Quick warning, this piece is about to get kind of serious. This is a topic I take issue with and have a lot to say about, especially because of personal experiences. Having been through an emotionally abusive relationship myself, the way people see Christian and Anastasia’s romance as something magical pisses me off to no end.
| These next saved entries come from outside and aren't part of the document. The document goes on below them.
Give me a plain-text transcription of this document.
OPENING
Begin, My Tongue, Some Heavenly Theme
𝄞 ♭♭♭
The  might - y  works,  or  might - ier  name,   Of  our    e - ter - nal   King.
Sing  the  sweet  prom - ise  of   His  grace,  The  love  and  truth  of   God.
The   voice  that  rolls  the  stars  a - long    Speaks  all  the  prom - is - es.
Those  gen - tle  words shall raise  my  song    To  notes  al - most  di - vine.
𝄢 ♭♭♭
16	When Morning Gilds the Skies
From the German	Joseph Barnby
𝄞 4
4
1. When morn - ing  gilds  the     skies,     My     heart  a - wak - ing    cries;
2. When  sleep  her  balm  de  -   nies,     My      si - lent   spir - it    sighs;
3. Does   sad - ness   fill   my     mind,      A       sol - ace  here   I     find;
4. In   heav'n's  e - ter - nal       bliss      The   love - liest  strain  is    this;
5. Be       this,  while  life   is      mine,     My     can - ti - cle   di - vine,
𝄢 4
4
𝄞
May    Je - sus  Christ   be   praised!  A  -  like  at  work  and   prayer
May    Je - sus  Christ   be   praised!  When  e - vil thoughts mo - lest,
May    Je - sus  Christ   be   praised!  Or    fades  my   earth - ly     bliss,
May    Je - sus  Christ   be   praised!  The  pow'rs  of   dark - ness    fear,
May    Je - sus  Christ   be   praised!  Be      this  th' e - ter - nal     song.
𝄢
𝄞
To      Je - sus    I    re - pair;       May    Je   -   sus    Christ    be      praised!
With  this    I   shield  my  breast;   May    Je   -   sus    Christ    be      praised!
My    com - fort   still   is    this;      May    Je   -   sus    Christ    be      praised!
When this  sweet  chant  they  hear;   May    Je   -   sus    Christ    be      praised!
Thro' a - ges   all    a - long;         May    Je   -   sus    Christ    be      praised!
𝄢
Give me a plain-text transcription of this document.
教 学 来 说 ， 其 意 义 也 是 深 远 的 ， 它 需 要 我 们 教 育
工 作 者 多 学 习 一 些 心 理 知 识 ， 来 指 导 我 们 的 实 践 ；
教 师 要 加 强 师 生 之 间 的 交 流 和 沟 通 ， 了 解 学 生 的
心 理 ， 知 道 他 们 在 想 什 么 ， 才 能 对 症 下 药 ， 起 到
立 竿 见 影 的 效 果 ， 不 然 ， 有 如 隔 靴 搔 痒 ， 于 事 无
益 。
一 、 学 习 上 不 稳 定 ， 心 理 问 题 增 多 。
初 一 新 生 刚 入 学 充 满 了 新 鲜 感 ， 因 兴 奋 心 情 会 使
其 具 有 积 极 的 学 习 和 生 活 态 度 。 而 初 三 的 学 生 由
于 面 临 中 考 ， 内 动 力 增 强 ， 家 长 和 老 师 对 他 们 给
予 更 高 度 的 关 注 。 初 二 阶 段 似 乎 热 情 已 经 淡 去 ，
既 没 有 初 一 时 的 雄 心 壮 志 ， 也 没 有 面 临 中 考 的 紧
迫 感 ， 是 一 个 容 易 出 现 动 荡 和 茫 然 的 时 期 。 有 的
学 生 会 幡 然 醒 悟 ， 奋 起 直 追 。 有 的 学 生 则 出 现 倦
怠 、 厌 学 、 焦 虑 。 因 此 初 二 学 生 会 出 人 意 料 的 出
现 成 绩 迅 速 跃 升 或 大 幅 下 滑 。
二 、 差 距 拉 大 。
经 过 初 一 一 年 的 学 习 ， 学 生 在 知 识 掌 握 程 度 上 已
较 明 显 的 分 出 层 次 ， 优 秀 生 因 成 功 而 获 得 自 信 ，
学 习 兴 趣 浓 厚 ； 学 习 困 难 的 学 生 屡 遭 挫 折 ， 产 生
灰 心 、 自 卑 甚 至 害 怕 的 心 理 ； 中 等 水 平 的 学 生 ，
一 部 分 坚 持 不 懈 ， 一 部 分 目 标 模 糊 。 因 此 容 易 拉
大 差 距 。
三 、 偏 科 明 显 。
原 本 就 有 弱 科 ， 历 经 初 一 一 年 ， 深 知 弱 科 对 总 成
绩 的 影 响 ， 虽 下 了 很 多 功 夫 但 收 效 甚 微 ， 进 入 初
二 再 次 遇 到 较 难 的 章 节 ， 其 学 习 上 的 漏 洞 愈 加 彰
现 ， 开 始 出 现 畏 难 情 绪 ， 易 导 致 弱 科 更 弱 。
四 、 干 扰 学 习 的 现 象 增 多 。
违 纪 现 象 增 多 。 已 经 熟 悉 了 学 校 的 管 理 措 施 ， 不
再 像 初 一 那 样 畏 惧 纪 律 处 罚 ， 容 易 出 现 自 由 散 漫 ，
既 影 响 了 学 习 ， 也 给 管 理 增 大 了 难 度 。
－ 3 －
Abuse, especially in romantic relationships, doesn’t have to be someone hitting their partner. Emotional abuse is another thing altogether, and it can be equally as damaging. Emotional abuse is a collection of little things making your partner feel that they are nothing — manipulating them to get what you want out of them, whether it be general affection or just sex. This is disregarded by many people because it’s a type of abuse you can’t see. This is where art can come in and show us what it’s like, and Fifty Shades of Grey displays the worst aspects of it.

Anastasia and Christian are incredibly toxic, and I realize people see this as romantic, but it’s really not. Christian makes Ana want him by connecting with her, and then pushing her away. For fuck’s sake, he makes her sign a non-disclosure agreement during their first official date. He isolates her from her friends and family, doesn’t give her anything back when she’s open and intimate with him and controls how she eats on a daily basis. Even the sexual component of their relationship is deeply problematic. As mentioned earlier, sex is a two-way street, but their sexual relationship is all about his pleasure and he doesn’t care how she feels. He questions her when she doesn’t want to do a specific act until she consents.

This relationship is not loving, it’s disgusting. Love is about finding balance, with two people supporting each other and never resorting to manipulation. You accept each other for who you are, flaws and all. That’s love. And thinking he will change is an even worse attitude to have. This is not a romance, it’s a cautionary tale, and it’s told in the worst way possible.

There are a myriad of issues, both in story and general execution, that plague this film. There are many problems I didn’t squeeze in here, but I can only write so many words about this piece of shit. Don’t be like me and sit through this thing. And this is the first of three movies… I pray for the sweet release of death to take me off this mortal plane.